The eurozone’s distrust of Greece borders on contempt. EU and imf officials will have an “enhanced and permanent” position in Greece as a surveillance mechanism. Greece’s repayments must be deposited into an escrow account three months in advance of them becoming due. But this is only a temporary measure, until Greece rewrites its constitution.
That’s right—the EU is amending the constitution of a sovereign nation. This is the amount of power the euro crisis has forced Greece to hand over. Greece’s constitution must be changed to state that debt repayments are the first priority for government spending.
And for all this, the bailout cannot possibly be sustainable. A “strictly confidential” report on Greece’s economy obtained by the Financial Times warns that even under an optimistic projection, Greece will not be able to fix its economy during the course of the three-year bailout program and will need another €50 billion.
But even the report’s worst case scenario seems wildly optimistic—forecasting that Greece’s economic will go from shrinking by an estimated 7 percent a year in 2011, to growing 2.3 percent in 2014. That’s not going to happen.
Even in the short term, the deal seems fated to fail. It faces threats from all sides. Greece is scheduled to hold elections in April. The two parties that have signed promises to continue austerity measures have the support of only 32.5 percent of voters, according to recent polls. A newly elected government could reverse the measures and upset the bailout—if the EU lets them.
The issue of private sector involvement could also collapse the bailout. The deal assumes 95 percent of private investors will “volunteer” to accept massive losses on their holdings of Greece debt. If significantly fewer bondholders agree—as is anticipated—Greece may resort to collective action clauses, forcing bondholders to accept the same terms agreed to as the majority. The Zerohedge blog warns that the eurozone could classify this as a “Material Adverse Change,” which, under the terms of the bailout, would allow them to refuse to keep paying. This could be a loophole that would allow the eurozone to give up on the bailout.
Each nation also needs to approve the bailout, with several national parliaments having to vote on it. This could throw in some hiccups.

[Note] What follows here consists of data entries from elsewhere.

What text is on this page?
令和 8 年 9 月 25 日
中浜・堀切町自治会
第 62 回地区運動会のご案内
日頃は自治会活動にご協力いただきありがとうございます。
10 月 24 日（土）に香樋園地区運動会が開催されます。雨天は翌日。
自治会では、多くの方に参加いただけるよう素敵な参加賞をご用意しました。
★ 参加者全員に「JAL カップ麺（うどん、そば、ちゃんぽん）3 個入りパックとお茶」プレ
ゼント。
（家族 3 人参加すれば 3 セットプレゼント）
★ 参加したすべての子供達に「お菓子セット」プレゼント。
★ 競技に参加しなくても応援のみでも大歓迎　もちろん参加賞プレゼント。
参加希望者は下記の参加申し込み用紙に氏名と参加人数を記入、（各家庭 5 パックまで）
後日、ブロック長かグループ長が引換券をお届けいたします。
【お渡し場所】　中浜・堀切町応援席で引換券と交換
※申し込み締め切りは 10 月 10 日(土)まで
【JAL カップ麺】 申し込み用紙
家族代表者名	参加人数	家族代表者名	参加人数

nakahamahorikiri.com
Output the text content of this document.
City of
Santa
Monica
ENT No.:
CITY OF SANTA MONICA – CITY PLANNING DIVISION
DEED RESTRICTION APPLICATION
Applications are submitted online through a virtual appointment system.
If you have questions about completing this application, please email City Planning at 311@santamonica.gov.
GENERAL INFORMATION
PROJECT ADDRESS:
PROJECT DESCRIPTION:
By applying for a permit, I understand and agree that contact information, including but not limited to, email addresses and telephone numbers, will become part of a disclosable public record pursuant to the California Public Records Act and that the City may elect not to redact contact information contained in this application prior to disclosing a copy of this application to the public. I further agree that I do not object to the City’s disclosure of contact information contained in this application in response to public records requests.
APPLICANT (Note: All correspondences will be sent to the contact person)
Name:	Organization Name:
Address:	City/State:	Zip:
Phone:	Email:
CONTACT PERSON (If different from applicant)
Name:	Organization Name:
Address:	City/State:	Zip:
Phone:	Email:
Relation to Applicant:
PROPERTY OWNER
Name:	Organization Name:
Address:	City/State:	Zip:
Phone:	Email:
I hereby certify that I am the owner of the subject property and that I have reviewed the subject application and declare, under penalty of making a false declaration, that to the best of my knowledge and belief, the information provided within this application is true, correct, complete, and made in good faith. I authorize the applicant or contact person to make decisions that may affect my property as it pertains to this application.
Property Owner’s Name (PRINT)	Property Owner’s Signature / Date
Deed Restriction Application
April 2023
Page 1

Sooner or later the bailout will fail. The general consensus from commentators seems to be that the bailout is a short-term measure that buys the EU some more time to prepare a grand plan before Greece is forced out of the euro entirely.
The crisis was designed as a vehicle to give power to Germany. It has already forced Greece, Portugal and Ireland to surrender major powers to the EU. It has pushed European leaders to begin consolidating the divided nations of the eurozone into a superstate.
Around this time last year, Trumpet editor in chief Gerald Flurry wrote: “Germany will use this crisis to force Europe to unite more tightly. In the process, some eurozone countries will be forced out of the union. When that happens, the pundits will say European unification is dead, that the European Union has failed. Don’t listen to them!”
Greece’s new bailout program is part of that very process. It buys some time for the euro elites to sort our their plans for a united superstate. This bailout solves none of the major issues facing Europe. That solution will come later—and it will involve a European superstate.